Some interpreted her move as a signal that corporate learning is where most of the action is right now in the ed-tech and digital learning space, and that Thille may feel she can more readily achieve her goals of building out new models for learning in a sector not constrained by shared governance and what many feel is a fair bit of complacency.
Amazon has a history of investing heavily to produce its own top-notch internal technologies, and if Thille can in 18 months help Amazon create a path-setting adaptive system for employee learning, say, the implications could extend far beyond the company.
(And while working for a single company might seem like a narrowing of Thille's focus, Amazon's work force soared over the half million mark last fall -- not a paltry number.)
Promise and Peril
There is one more interesting aspect to Thille's move.
In recent years she has expressed increasing concern about the growing influence of the commercial sector in owning the data around student learning.
In a speech to alumni at Stanford's homecoming last fall, Thille gave a 101-level description of her work and vision, and added what has become a cautionary note amid her overall excitement about the promise of what she calls "technology-mediated learning environments," in which "every interaction the student makes is a piece of evidence about their learning."
This is a realm in which higher education is following in the lead, Thille said, of big corporate players -- like Google, Netflix and, yes, Amazon -- that have created interfaces that capture lots of data about us so they can "understand us better as consumers" and "know better what to target to us," individually and collectively.
She and other educators have much to learn from those companies about how to gather important data, which can be used, she said, to understand students not as consumers, but as learners. "We can use that data we collect and model it to give really important feedback … to the human actors in the educational system" -- just-in-time targeted feedback to learners themselves, information about students' strengths and weaknesses for faculty members, and data about where students stumble for the design teams that build these environments.
And the data can give scholars what they need to "feed our science" as learning researchers, Thille said.
The Downsides
She acknowledged, though, that many faculty members and others "fear" this vision -- "with good reason," she said.
"Because right now, many of the systems and coursewares that are being developed to support learning, we’re outsourcing to the commercial sector," Thille said, referring to the many textbook publishers and adaptive learning companies that are building platforms colleges are using to deliver instruction.
"All of those decisions that are being made every time we collect a piece of evidence and use that to make a recommendation to a learner or make a recommendation to the instructor.

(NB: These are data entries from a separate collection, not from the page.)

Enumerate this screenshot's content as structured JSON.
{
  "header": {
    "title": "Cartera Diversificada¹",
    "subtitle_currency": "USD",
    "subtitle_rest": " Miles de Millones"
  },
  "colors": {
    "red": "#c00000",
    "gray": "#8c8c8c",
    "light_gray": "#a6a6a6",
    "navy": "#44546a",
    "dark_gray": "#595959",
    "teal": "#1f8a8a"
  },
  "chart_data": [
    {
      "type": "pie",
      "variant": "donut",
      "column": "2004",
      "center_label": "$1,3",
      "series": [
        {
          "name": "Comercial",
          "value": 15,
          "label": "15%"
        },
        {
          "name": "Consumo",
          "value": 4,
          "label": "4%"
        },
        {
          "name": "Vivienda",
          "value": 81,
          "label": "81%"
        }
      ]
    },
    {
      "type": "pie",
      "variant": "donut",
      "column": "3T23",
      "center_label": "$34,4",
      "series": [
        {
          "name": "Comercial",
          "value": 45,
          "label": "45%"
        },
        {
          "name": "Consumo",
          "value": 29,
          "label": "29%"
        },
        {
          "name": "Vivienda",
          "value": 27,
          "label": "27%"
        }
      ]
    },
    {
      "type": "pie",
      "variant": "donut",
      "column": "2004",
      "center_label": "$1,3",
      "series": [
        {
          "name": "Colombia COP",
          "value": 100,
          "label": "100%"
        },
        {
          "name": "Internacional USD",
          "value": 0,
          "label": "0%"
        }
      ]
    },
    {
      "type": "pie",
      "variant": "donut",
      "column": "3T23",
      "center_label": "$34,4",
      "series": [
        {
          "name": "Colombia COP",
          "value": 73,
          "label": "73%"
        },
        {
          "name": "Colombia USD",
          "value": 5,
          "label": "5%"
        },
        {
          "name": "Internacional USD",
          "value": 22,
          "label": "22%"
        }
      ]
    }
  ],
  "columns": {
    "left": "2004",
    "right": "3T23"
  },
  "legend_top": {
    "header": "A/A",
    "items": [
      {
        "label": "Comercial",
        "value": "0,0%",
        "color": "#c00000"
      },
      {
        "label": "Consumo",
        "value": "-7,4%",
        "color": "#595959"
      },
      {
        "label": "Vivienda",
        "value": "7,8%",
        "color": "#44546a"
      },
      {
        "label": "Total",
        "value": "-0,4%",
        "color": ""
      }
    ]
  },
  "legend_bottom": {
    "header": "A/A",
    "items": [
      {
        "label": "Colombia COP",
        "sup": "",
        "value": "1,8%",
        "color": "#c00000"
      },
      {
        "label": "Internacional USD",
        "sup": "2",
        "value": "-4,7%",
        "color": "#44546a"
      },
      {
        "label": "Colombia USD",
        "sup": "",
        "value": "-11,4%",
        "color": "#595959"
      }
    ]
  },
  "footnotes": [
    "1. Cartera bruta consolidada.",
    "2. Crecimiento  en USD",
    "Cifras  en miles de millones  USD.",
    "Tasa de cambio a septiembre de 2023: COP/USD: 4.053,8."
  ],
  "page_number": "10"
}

If we don’t know how the recommendations are being built, and the systems are just saying, 'Trust us, it works,' I would posit to you that that’s alchemy -- it’s no longer science."
Educators must insist, Thille continued, "that as we’re building this new model of education, the algorithms, the features, the representations [made to students and instructors] be open, be peer reviewable, be challengeable."
Her skepticism about higher education's outsourcing of technology to the corporate sector is not necessarily in conflict with Thille's decision to work at Amazon, of course. Amazon isn't (currently, at least) producing the kind of proprietary educational software that Thille warns about, so the knowledge and expertise she brings to the company won't contribute to the problem she cites.
A stint at Amazon -- building, presumably, internal software to help the company train its own workers -- could, though, conceivably give her the kind of insights about using data to understand behavior that she described in her Stanford speech.